一貫富貴甯馨的堂邑侯府現在是戰區!戰區?對。而且是一場一個人對所有人的戰争。現階段戰果是:一邊倒的勝利,單打獨鬥的那個勝!
館陶長公主把丈夫斥罵出去後,就開始不眠不休不吃不喝;隻顧懷抱女嬰,邊輕喚‘嬌兒’邊低吟着歌謠兒曲。似乎君主嬌隻是在尋常睡眠,并無異常。所有人面面相觑,交換的眼光裏是敢想不敢言:長公主是不是受驚過度瘋癫了?
消息傳出,京師訝然!
侍女、内官們哆哆嗦嗦,想勸長公主休息飲食;得到的是拳打腳踢。長史、官吏們想請殿下安葬小君主;劈頭蓋臉就是怒罵。宮裏聞訊來人,女官内職們奉命傳話慰藉;長公主聽而不聞。
陳氏劉氏宗親内眷,長輩族老來了;長公主視而不見。高官顯要來了,一個個勸解着‘生死有命’的名言;長公主嗤之以鼻。皇城裏的皇親國戚來了,帝女命婦,各位在京的公主們,長公主們,大長公主們紛至沓來;長公主恍然不覺。
劉公主隻聲色俱厲:“吾女隻是嗜睡,睡足自然醒來。汝等何人,安敢提及不詳?”
皓月東升,豔陽西下,周而複始。三天,度日如年。堂邑侯府門前高車交織,冠帶如雲,可人們所有的努力都付之東流,毫無進展。任何想帶走女嬰的嘗試,都遭到長公主激烈反抗。往日優雅端麗的殿下就象一頭受傷的母獸,對所有意圖靠近的人亮出利爪。
劉嫖廢寝忘食,緊擁嬌女,輕喚愛女乳名,任憑聲線沙啞,雙目流血。
長樂宮中的薄太皇太後,自獨子文皇帝駕崩後一直心境慘淡、諸事不問的;這次也屢屢派遣心腹過府探望。未央宮中的窦太後骨肉連心,早就急得團團轉;如果不是天子堅決攔着擋着,怕早兩天就找來了。
到了第三天,堂邑侯府終于不出意外地迎來了天下最尊貴的熟客,劉啓陛下。天子攜諸大臣親臨……
皇帝和長公主一照面,驚得眼睛都瞪圓了。隻不過兩三天不見,一貫美資靓飾的長姐竟不修邊幅、憔悴如斯。劉啓上前一步扶住長公主的手臂,疊聲問:“阿姊,何至如此?阿嬌可惜,然長姐也該爲母後着想。

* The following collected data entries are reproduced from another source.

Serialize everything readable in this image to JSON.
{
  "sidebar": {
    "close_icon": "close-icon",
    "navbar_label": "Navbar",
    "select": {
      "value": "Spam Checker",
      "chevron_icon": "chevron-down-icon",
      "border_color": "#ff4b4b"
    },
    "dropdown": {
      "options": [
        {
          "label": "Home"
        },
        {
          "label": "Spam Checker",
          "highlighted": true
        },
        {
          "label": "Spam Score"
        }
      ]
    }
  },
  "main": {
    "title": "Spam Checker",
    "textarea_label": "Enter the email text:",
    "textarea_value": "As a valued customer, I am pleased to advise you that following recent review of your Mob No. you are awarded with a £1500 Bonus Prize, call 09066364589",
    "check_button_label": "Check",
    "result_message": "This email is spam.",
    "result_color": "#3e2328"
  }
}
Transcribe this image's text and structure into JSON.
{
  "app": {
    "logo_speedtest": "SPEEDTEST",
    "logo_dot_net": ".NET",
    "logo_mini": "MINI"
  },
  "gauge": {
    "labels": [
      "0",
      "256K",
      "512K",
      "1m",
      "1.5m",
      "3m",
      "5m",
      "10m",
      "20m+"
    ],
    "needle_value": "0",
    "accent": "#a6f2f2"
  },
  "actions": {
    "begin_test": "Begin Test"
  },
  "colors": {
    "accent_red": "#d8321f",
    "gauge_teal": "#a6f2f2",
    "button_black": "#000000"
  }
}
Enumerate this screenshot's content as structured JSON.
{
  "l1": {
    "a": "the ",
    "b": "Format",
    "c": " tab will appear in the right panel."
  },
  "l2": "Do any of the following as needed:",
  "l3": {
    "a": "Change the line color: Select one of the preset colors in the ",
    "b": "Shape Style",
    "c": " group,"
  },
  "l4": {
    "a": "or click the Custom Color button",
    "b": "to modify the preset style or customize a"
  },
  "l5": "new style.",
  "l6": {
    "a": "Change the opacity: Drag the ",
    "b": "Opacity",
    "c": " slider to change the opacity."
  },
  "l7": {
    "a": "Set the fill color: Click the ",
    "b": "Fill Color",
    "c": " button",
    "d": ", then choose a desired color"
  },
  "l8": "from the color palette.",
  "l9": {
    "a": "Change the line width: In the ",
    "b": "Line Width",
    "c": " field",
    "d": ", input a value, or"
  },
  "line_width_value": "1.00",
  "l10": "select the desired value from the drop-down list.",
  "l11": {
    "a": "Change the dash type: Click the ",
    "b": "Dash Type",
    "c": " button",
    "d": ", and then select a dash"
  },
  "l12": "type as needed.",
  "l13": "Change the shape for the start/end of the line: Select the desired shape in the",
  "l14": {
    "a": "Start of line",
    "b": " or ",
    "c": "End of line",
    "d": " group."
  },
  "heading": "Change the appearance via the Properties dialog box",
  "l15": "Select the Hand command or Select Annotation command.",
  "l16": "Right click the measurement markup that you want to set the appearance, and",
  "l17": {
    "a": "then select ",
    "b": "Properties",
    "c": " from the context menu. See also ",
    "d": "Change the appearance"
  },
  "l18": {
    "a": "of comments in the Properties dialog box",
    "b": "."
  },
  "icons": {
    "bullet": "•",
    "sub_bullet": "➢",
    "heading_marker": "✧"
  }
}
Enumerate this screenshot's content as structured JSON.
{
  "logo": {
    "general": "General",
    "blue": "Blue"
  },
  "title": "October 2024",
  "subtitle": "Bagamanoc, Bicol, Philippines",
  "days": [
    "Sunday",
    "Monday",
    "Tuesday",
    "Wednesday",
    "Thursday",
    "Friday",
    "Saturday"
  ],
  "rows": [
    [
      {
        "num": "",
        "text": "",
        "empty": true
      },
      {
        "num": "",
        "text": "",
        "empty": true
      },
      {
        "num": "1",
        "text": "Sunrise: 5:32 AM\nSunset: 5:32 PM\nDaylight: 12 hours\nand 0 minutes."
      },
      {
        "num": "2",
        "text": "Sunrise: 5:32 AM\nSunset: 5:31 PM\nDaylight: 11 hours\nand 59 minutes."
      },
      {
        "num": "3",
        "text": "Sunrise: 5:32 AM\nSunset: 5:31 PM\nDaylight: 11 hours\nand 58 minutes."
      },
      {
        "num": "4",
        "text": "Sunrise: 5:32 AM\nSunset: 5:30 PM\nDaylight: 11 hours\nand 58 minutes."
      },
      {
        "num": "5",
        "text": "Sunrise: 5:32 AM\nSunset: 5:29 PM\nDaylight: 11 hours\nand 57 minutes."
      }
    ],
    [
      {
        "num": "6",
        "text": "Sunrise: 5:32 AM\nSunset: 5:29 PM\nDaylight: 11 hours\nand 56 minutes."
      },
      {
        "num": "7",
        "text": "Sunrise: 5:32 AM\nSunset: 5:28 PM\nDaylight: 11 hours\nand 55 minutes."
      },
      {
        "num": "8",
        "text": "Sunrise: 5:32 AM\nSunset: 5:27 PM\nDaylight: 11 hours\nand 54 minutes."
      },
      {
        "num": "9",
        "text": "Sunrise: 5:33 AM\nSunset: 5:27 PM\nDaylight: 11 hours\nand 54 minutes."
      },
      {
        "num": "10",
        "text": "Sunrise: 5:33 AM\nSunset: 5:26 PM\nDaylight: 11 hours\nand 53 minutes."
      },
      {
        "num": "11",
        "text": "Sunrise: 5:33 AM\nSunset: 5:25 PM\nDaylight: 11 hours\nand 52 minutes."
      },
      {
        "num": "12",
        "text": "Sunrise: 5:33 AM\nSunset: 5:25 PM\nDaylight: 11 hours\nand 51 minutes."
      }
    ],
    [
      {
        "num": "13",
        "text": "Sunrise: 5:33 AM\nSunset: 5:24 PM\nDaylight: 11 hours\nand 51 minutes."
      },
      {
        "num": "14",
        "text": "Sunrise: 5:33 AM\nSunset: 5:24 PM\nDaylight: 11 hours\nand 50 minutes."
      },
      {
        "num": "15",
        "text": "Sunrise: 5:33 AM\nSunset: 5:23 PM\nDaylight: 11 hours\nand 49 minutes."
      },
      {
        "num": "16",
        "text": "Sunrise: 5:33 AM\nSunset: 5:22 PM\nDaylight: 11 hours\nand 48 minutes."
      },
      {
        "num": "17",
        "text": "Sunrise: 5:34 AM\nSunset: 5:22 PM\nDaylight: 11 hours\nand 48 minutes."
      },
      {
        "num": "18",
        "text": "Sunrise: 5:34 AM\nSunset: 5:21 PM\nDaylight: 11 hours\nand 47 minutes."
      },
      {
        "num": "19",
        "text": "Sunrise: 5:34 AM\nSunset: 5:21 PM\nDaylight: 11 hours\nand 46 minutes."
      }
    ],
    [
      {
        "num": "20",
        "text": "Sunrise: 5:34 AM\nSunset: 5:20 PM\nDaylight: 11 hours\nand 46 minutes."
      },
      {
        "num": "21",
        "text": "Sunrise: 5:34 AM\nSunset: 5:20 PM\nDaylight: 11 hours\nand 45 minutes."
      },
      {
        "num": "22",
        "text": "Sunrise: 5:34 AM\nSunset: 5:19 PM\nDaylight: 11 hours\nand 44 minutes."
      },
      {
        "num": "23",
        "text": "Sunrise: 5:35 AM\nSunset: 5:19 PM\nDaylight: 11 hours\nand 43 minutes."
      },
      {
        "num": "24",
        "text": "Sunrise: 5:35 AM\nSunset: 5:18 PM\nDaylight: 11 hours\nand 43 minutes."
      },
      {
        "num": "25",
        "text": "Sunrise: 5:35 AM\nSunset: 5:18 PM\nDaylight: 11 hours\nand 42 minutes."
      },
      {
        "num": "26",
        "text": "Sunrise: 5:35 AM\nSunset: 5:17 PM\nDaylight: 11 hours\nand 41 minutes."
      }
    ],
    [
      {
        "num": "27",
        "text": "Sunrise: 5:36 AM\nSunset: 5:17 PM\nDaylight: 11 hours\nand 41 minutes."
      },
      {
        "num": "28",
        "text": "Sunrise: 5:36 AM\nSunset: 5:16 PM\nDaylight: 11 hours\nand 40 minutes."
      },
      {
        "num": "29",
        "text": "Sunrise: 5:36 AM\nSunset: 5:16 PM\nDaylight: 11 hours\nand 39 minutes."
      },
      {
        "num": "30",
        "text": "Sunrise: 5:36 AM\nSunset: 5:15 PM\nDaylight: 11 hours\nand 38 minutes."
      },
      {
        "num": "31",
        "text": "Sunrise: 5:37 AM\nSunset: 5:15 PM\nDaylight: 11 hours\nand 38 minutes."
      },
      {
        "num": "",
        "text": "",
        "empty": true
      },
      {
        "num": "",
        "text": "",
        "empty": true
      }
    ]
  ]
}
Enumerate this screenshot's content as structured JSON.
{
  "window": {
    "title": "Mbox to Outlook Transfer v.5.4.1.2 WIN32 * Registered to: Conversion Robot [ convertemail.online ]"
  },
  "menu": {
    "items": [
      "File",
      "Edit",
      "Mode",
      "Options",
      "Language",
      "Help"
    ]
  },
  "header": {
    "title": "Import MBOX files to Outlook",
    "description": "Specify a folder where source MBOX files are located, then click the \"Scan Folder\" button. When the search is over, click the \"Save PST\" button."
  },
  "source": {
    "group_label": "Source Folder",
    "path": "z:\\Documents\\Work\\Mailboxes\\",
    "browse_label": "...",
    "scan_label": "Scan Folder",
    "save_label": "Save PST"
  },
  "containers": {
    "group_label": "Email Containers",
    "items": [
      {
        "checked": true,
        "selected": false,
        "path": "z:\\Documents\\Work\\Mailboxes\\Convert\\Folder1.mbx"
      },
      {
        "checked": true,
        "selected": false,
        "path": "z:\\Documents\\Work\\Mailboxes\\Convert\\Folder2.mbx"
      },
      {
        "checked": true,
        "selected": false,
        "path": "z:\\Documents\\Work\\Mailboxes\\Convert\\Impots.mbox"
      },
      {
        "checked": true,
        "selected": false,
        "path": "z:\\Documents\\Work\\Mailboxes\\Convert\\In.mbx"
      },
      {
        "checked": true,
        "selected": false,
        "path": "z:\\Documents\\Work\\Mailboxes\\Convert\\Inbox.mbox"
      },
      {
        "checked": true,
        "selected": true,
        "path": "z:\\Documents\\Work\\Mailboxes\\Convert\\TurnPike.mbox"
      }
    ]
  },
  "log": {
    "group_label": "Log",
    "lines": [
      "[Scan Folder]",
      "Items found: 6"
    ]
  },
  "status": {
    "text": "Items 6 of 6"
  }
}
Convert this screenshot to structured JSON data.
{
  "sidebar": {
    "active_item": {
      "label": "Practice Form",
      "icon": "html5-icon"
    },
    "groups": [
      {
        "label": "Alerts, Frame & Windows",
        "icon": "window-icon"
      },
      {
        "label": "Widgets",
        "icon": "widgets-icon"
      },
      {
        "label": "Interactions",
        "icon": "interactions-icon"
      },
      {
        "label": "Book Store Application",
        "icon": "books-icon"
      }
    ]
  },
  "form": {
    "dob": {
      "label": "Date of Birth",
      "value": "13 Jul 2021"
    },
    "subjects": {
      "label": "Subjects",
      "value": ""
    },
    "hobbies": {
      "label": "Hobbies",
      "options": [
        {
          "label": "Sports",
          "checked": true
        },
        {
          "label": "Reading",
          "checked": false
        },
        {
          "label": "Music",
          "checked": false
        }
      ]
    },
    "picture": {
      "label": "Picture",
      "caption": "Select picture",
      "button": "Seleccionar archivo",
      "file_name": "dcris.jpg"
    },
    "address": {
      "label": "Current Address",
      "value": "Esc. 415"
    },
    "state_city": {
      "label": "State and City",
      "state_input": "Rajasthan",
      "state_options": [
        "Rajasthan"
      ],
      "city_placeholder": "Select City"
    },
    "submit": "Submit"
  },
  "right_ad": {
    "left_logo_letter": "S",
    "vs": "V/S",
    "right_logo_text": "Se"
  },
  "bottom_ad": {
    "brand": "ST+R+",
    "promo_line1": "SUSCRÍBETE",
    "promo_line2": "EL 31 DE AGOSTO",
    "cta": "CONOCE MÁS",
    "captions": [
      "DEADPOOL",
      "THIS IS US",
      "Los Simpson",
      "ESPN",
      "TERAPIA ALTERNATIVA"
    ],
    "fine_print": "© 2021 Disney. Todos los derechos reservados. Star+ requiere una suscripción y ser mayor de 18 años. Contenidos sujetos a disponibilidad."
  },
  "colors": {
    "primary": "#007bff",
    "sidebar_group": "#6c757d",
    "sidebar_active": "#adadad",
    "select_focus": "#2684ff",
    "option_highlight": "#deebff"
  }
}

父皇大行未久,母後一直虛弱,怎堪憂煩?”
長公主轉過臉,眼神聚焦在皇帝面前好一會才醒悟過來。輕聲叮咛:“陛下,嬌兒睡了,莫高聲。”劉啓見姐姐一副詞不達意、執着沉迷的樣子,不禁皺眉。他輕拍阿姐的後背撫慰着,一邊悄悄向身後比了個手勢。趁長公主一時不備,一個内侍忽然出手搶過了襁褓,迅速向門外退去。
劉嫖一個不留神懷裏就空了;反映過來,立刻尖叫着追過去。可是,身後的皇帝卻一把攔腰抱住,溫言安慰:“阿姊,嬌兒福薄已去。阿姊當保重身體,也讓女侄早日入土爲安。”
館陶拳打腳踢,嘶聲哭叫:“阿啓,阿啓,把嬌兒還我,把嬌兒還我,阿嬌隻是睡了”。長公主是完全陷入狂亂,徹底忘了尊卑君臣之别,把當年姐弟倆在代王宮時的稱呼都叫出來了。拼了命,三五下竟掙脫了鉗制,劉嫖撲上去一把奪回了孩子。随即退避十尺,離皇帝遠遠的。
皇帝滿臉不忍,四目對視,一字一頓:“阿姐,阿嬌去了。”
長公主毫不退縮,回視君王:“阿啓,阿嬌隻是睡了。睡足即會醒來。”頓了一頓,劉嫖扁扁嘴唇,沉聲道:“陛下,嫖夢見父皇了。父皇說,定送阿嬌歸來……”
天子挑高了眉毛,驚疑不定地看着姐姐,臉色一變;又撇了一眼姐姐懷中的嬰孩,也不禁鼻子酸酸的——多可愛的孩子,前幾天抱進宮來還生氣勃勃的俏皮樣,如今成了這般情景,做娘的怎麽受得了。皇帝長歎一聲,向四周遞了個顔色。侍從們又圍了上來。
“大膽”長公主一邊斥責近侍,一邊向弟弟求告:“陛下,父皇确言會送嬌兒回來……”
正在糾纏,眼看着劉嫖寡不敵衆,孩子就要被抱走。似乎和自己親娘心有靈犀,三天來一直毫無動靜的女嬰忽然輕輕哼了一聲,随後在衆目睽睽之下慢慢張開小嘴,打了個小得不能再小的哈……欠……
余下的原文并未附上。